The USP is calling demonstrations and assisting tsunami victims to organise democratic campaigns for their rights. Our demands are for democratic control of the aid and for it to be distributed to those who need it, for immediate compensation of tsunami victims and an end to the infamous 100 metre (coastal construction) ban.


How Crescent City coped with a ‘natural disaster’

THE CATASTROPHIC Asia tsunami is usually called a ‘natural disaster’. But were a quarter of a million deaths and countless injuries an unavoidable ‘act of god’?

Lynn Walsh

True, earthquakes and tsunamis can’t be prevented. Though the danger zones are well known, the timing of quakes is unpredictable. But with proper precautions, most deaths and injuries could be avoided.

Within minutes of the massive Sumatra quake on 26 December, scientists who monitor earth tremors knew there would be a huge tsunami across the Indian Ocean.

But their warnings reached only a handful of scientists and officials in the endangered countries. In any case, the most vulnerable, like Indonesia, Thailand and Sri Lanka, had no public warning or evacuation plans in place.

Millions of poor people that scrape a bare living from fishing and farming beside the sea, together with thousands of tourists, were left totally vulnerable.

Contrast this with the situation in the USA. On 14 June a magnitude 7.2 earthquake under the Pacific hit Crescent City (population 8,000), California, with smaller quakes further south. Alerted by the West Coast & Alaska Warning Centre, the US National Weather Service sent a tsunami warning to the whole west coast.

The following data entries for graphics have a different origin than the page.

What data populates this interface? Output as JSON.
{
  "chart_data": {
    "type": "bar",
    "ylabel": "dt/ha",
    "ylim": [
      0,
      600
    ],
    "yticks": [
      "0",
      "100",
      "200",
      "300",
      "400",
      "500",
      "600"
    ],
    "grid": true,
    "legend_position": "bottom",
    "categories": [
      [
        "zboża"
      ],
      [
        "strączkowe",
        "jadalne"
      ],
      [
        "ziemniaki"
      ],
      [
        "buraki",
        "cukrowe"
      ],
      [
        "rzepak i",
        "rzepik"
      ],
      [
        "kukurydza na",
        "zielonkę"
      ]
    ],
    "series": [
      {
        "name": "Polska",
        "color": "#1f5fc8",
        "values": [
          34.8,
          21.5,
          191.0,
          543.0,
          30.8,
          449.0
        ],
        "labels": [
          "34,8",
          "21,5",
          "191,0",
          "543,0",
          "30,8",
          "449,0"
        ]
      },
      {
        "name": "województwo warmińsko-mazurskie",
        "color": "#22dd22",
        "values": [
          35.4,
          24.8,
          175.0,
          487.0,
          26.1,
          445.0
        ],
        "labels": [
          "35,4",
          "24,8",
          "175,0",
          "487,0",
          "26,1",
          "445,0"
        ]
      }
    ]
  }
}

In 1964 the Crescent City area was hit by a 20-foot wave triggered by a big quake off Alaska. Eleven people died. After that, the city installed a tsunami warning system, with sirens, evacuation plans, and regular drills. “We planned, and planned, and planned,” said one sheriff, “and when it came to the actual thing, it worked.”

Sirens sounded, police cars toured with loudspeakers. 4.000 people from the low-lying, vulnerable area were on their way to high ground in just 20 minutes. “99.9% moved out in an orderly fashion from the coast and out of the run-up zone.”

In the event, there was no tsunami. The earth’s plates had jolted sideways, not vertically as in Sumatra. But Crescent City shows what can be done.

With a proper warning system and evacuation plans, most of last year’s Asian tsunami deaths and injuries could have been avoided. But there were no warnings, not even the most basic evacuation plans – despite the well-known inevitability of earthquakes and tsunami in the Indian Ocean.

The human impact of ‘natural disasters’ – earthquakes, cyclones, floods, etc – varies enormously between rich and poor countries, and between the rich and poor everywhere. In the countries around the Indian Ocean, rotten capitalists and corrupt governments abandoned the poor and vulnerable to their fate. Now. like parasites, they are sucking new profits from foreign aid and reconstruction projects.

When it comes to ‘natural disasters’, rulers and oppressed, rich and poor, are just as unequal as in every other area of life.